At last, after I had recited the irrefutable and terrifyingly detailed rebuttals to the slavers’ objections to the abolition of slavery — with Objection III, “Slaveholders Are Proverbial for Their Kindness, Hospitality, Benevolence, and Generosity”—I saw that I had come to the end of Testimony of a Thousand Witnesses. I closed the book on my lap. I remember that for a long time we remained silent.

Then slowly Father got up from his chair and placed a fresh log on the dying fire and stayed there, his back to us, his hands hanging loosely at his sides, and watched the flames blaze up. Without turning, he began to speak. He was at first calm and deliberate in speech, as was his habit, but gradually he warmed to the subject and began to sputter loudly, as he often did when excited by the meaning and implications of his words.

He reminded us of an event some two years past, when, in this same month of November, on learning of the assassination, in Alton, Illinois, of that holy man Elijah Lovejoy, Father had publically pledged his life to the overthrow of slavery. We all knew this. He had done it in church, and we and our neighbors had witnessed his pledge, and so had the Lord, who sees everything, Father declared. And we and the Lord had also seen that, since then, just as he had done all the long years of his life before making that pledge, Father had continued to be a weak and despicable man.

We said no, but he said yes and waved us off. The truth was that he had not made himself into the implacable foe of this crime against God and man which he had sworn publically to oppose. Then he said, “My children, the years of my life are passing swiftly.” He fisted his hands and placed them before his eyes like a child about to weep. He said that while he had been idling selfishly and in sinful distraction, lured by his vanity and by pathetic dreams of wealth and fame, the slavers had dug in deeper all across the Southern states. They had spread out like foetid waters, flooding over the plains into Texas and the territories. They had steadily entrenched themselves in positions of power in Washington, until now the poor slaves could no longer even raise their voices to cry for help without being slain for it or being swiftly sold off into Alabama and Mississippi. Black heroes, and now and again a white man like Lovejoy, had risen in our midst and were everywhere being persecuted and even executed for their heroism, legally, by the people of these United States.

“My children,” he said, “it’s mobs that rule us now. And all the while Mister Garrison and his anti-slavery socialites bray and pray and keep their soft, pink hands clean. Politicians keep on politicking. For the businessmen it’s business as usuaclass="underline" ‘Sell us your cheap cotton, we’ll sell you back iron chains for binding the slaves who pick it.’”
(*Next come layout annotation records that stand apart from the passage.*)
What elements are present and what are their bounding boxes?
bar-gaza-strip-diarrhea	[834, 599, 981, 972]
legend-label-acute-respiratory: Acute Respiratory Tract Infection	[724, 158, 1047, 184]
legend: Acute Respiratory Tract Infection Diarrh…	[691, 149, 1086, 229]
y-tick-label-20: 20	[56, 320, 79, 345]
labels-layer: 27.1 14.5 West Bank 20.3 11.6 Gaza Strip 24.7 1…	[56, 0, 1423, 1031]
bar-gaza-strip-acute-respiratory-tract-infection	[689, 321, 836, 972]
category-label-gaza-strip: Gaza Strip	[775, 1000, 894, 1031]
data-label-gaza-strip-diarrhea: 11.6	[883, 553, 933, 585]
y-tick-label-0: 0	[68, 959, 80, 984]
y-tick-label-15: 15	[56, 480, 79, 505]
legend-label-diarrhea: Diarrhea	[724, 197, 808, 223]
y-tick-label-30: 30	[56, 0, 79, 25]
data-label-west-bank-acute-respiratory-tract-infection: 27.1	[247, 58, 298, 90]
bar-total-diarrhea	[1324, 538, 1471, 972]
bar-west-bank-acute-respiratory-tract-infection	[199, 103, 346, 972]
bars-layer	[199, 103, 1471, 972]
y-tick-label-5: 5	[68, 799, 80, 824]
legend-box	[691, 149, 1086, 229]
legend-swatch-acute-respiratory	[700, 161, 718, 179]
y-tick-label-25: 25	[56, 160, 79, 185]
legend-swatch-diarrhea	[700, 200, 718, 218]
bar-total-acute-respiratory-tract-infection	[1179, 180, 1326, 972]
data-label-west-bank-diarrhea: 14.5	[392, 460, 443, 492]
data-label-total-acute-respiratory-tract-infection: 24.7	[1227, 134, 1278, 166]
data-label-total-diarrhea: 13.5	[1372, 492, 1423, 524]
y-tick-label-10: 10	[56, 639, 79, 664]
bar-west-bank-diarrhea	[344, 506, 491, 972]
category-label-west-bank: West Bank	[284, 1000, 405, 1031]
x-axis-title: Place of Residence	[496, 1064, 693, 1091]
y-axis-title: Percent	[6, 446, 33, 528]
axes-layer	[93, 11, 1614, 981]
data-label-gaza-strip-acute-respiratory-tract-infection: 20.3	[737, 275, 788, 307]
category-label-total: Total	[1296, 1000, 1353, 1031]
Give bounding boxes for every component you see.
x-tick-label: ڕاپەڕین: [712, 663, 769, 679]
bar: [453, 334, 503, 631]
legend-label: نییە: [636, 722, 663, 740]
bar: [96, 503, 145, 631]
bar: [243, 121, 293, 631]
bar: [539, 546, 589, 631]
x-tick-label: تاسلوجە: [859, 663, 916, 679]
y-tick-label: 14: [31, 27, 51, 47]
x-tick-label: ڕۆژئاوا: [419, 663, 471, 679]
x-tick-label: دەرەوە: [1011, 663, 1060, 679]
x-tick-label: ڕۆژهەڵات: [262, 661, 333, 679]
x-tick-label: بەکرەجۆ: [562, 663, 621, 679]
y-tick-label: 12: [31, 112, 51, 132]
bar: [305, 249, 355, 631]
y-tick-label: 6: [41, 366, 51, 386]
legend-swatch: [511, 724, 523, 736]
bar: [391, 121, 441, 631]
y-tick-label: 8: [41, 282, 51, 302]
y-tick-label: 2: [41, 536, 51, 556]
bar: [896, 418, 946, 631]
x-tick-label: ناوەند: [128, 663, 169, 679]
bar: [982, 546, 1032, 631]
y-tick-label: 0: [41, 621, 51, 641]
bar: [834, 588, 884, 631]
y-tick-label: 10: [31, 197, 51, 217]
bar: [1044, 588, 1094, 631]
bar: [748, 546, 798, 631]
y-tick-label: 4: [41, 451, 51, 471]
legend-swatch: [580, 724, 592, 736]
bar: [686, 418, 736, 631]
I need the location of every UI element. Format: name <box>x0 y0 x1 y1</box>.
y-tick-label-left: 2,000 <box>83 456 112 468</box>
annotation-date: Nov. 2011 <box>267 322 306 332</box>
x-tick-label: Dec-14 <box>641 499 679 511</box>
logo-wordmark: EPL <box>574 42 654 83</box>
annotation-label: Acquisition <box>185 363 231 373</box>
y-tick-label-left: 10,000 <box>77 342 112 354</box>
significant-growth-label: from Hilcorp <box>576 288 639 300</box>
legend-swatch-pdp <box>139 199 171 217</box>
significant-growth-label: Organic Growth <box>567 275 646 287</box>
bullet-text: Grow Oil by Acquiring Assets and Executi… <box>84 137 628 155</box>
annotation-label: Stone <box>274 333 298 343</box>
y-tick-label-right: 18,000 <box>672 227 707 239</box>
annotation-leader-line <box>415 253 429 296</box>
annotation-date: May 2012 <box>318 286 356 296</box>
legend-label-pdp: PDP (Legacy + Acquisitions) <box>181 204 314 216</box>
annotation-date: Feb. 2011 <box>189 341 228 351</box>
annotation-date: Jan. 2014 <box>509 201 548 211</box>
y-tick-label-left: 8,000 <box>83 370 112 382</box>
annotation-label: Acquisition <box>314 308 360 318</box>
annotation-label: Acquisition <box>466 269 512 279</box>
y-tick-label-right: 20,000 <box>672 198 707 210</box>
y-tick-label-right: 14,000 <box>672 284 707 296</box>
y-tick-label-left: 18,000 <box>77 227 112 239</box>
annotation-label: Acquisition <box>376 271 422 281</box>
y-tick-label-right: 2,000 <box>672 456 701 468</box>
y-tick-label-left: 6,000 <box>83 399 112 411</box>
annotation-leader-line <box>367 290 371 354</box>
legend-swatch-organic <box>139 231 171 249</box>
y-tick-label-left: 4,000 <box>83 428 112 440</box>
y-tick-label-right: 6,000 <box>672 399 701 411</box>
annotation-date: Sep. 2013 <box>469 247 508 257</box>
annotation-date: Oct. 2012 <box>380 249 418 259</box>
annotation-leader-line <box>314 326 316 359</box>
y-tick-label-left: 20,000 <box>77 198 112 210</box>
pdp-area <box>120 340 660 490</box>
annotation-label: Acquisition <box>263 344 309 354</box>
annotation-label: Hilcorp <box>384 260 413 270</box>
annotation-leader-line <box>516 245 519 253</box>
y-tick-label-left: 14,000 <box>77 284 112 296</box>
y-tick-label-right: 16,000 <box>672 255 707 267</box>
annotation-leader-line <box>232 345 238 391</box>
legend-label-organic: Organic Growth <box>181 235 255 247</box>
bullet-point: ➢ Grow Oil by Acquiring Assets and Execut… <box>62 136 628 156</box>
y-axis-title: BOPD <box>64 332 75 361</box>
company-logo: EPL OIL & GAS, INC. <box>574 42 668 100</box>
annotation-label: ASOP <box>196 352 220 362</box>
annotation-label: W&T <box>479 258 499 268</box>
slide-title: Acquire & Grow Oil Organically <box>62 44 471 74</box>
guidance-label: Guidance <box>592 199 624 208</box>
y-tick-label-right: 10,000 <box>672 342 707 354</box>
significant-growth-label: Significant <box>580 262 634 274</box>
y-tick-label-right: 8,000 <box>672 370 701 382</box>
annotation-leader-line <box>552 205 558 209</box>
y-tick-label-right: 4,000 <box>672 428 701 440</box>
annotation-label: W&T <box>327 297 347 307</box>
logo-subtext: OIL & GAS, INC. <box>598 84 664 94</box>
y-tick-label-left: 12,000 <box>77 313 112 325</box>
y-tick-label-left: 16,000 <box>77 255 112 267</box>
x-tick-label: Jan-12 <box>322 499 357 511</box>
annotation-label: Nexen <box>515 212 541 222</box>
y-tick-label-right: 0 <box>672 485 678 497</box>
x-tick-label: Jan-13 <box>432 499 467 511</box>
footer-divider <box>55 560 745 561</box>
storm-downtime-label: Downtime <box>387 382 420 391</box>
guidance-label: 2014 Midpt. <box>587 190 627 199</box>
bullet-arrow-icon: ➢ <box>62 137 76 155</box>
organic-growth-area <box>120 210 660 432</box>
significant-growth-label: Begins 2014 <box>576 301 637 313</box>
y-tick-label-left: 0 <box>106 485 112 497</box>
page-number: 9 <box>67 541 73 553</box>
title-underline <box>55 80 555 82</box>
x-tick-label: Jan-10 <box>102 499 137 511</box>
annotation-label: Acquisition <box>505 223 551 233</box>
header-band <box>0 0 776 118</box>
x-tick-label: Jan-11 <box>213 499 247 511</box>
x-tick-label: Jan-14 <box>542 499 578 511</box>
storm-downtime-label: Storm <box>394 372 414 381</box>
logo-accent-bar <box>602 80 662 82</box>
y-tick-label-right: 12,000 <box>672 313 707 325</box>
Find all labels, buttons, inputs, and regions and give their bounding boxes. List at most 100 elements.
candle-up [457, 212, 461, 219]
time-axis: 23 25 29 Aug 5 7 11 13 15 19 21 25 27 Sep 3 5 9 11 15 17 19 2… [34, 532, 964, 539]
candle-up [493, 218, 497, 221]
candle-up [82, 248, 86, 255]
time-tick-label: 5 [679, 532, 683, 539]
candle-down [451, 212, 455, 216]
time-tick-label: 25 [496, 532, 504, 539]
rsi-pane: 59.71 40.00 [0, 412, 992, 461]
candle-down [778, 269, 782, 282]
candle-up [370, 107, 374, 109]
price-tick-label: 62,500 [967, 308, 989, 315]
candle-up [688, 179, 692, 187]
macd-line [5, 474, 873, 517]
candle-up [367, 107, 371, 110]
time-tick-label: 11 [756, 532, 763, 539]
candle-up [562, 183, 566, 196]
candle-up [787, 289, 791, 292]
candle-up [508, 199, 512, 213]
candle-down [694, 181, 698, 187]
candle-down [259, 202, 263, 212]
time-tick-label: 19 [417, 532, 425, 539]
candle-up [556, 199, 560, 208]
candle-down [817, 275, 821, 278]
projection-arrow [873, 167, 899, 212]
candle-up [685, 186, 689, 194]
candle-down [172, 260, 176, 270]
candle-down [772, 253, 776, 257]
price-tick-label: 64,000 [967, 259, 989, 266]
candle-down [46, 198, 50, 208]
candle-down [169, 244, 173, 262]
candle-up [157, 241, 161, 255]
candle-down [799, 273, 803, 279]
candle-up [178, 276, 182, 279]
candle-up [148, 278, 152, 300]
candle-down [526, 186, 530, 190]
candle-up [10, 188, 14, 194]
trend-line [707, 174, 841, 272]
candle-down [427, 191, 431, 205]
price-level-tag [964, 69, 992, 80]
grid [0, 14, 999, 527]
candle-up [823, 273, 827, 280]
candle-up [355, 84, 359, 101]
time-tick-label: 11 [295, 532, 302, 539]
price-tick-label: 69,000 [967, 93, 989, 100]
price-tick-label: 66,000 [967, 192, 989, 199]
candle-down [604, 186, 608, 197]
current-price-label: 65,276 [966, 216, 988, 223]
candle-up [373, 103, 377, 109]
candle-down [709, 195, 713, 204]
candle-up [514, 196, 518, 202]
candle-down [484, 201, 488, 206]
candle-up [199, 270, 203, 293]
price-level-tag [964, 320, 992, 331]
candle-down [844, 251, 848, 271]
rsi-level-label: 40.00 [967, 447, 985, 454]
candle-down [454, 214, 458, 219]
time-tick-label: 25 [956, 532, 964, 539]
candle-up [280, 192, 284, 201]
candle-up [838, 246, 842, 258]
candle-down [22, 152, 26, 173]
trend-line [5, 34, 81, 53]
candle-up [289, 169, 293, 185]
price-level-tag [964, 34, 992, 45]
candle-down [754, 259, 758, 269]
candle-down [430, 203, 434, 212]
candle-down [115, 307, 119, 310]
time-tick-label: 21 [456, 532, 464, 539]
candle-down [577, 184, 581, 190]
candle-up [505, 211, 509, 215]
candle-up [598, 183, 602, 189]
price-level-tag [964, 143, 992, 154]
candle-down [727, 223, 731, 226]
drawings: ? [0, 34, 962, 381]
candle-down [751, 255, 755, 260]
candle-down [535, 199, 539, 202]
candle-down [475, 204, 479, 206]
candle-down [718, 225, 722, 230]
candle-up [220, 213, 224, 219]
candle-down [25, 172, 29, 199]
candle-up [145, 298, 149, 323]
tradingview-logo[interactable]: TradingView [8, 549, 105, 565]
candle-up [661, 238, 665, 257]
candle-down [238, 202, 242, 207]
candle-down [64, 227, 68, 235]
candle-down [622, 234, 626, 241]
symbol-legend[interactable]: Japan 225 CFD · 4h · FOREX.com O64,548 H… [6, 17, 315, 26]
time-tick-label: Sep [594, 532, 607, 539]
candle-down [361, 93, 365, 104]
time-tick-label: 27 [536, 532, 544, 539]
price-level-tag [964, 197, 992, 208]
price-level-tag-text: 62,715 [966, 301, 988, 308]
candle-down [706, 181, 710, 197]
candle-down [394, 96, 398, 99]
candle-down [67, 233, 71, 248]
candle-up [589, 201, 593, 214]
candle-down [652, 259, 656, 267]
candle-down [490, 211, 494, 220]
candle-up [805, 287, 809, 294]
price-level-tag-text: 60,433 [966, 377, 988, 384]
Father then cursed them; he cursed them all. And he cursed himself. For his weakness and his vanity, he said, “I curse myself”

He turned to us and now crossed his arms over his chest. His face was like a mask carved of wood by an Indian sachem. His eyes gazed sadly down at us through holes in the mask. It was the face of a man who had been gazing at fires, who had roused the attendants of the fires, serpents and demons hissing back at the man who had dared to swing open the iron door and peer inside. We all knew what Father had seen there. We had seen it, too. But he, due to his nature and characteristic desire, had gazed overlong and with too great a directness, and his gray eyes had been scorched by the sight.